Последние двести приблизительно лет поэты напрямую вторгаются в свои произведения на правах главного героя. Творчество уподобляется автопортрету. Романтизм и предполагает такое вмешательство художника в собственное изделие. В читательском восприятии лирический герой и автор – одно.

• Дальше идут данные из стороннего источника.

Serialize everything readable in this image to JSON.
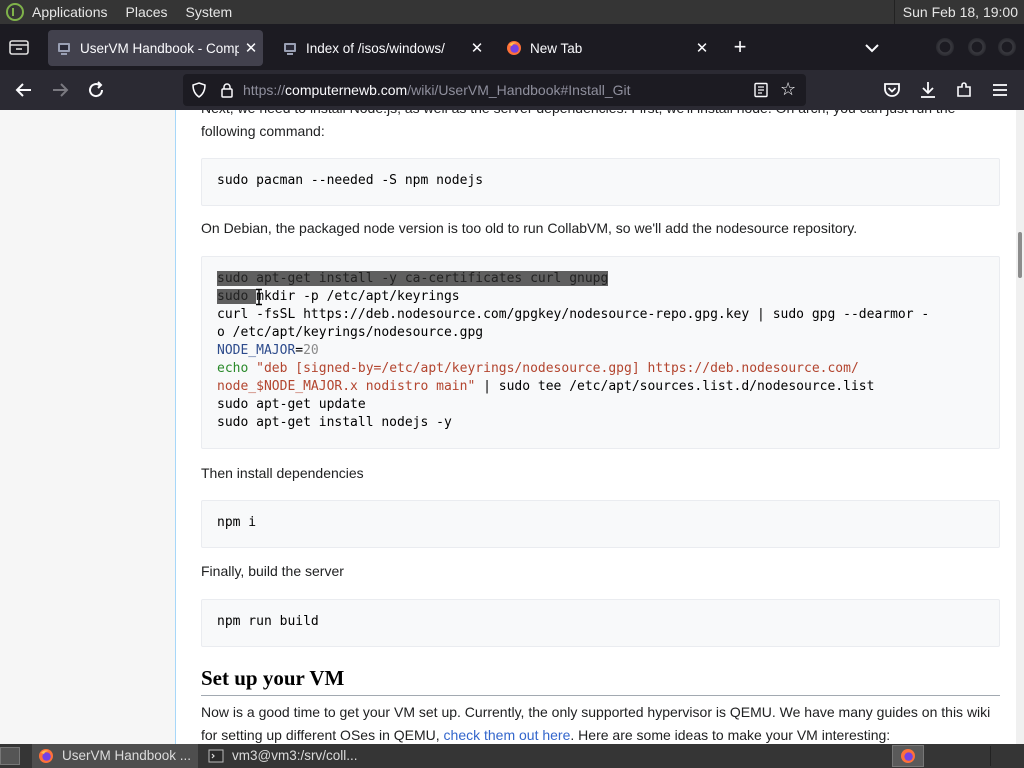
{
  "top_panel": {
    "menus": [
      "Applications",
      "Places",
      "System"
    ],
    "clock": "Sun Feb 18, 19:00"
  },
  "tabs": [
    {
      "label": "UserVM Handbook - Compu",
      "icon": "uservm-favicon",
      "active": true
    },
    {
      "label": "Index of /isos/windows/",
      "icon": "uservm-favicon",
      "active": false
    },
    {
      "label": "New Tab",
      "icon": "firefox-icon",
      "active": false
    }
  ],
  "urlbar": {
    "scheme": "https://",
    "domain": "computernewb.com",
    "path": "/wiki/UserVM_Handbook#Install_Git"
  },
  "page": {
    "intro_para": "Next, we need to install Node.js, as well as the server dependencies. First, we'll install node. On arch, you can just run the following command:",
    "code_arch": "sudo pacman --needed -S npm nodejs",
    "debian_para": "On Debian, the packaged node version is too old to run CollabVM, so we'll add the nodesource repository.",
    "code_debian": {
      "line1": "sudo apt-get install -y ca-certificates curl gnupg",
      "line2_selected": "sudo ",
      "line2_rest": "mkdir -p /etc/apt/keyrings",
      "line3a": "curl -fsSL https://deb.nodesource.com/gpgkey/nodesource-repo.gpg.key | sudo gpg --dearmor -",
      "line3b": "o /etc/apt/keyrings/nodesource.gpg",
      "line4_var": "NODE_MAJOR",
      "line4_eq": "=",
      "line4_num": "20",
      "line5_echo": "echo",
      "line5_str": " \"deb [signed-by=/etc/apt/keyrings/nodesource.gpg] https://deb.nodesource.com/",
      "line6_str": "node_$NODE_MAJOR.x nodistro main\"",
      "line6_rest": " | sudo tee /etc/apt/sources.list.d/nodesource.list",
      "line7": "sudo apt-get update",
      "line8": "sudo apt-get install nodejs -y"
    },
    "deps_para": "Then install dependencies",
    "code_deps": "npm i",
    "build_para": "Finally, build the server",
    "code_build": "npm run build",
    "heading_vm": "Set up your VM",
    "vm_para_a": "Now is a good time to get your VM set up. Currently, the only supported hypervisor is QEMU. We have many guides on this wiki for setting up different OSes in QEMU, ",
    "vm_link": "check them out here",
    "vm_para_b": ". Here are some ideas to make your VM interesting:"
  },
  "taskbar": {
    "items": [
      {
        "label": "UserVM Handbook ...",
        "icon": "firefox-icon",
        "active": true
      },
      {
        "label": "vm3@vm3:/srv/coll...",
        "icon": "terminal-icon",
        "active": false
      }
    ]
  },
  "colors": {
    "accent_link": "#3366cc",
    "tab_strip": "#1c1b22",
    "nav_bar": "#2b2a33",
    "selection": "#5f5f5f"
  }
}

Отход от этого единства требует особых авторских оговорок:
Как будто нам уж невозможно Писать поэмы о другом, Как только о себе самом.Жесткое требование жить “как пишешь” и писать “как живешь” налагает на автора обязательство соблюдать подвижное равновесие между собой-прототипом и собственным запечатленным образом. “Отсюда следует, что прием переносится в жизнь, что развивается не мастерство, а душа, что, в конце концов, это одно и то же” (И. Бродский). Автор старается вести себя так, чтобы не бросать тень на лирического героя, а тот, в свою очередь, оставляет автору хотя бы теоретическую возможность отождествиться с вымыслом. В этих драматических взаимоотношениях сочинителя и сочинения – особая прелесть романтической поэзии: кто кого?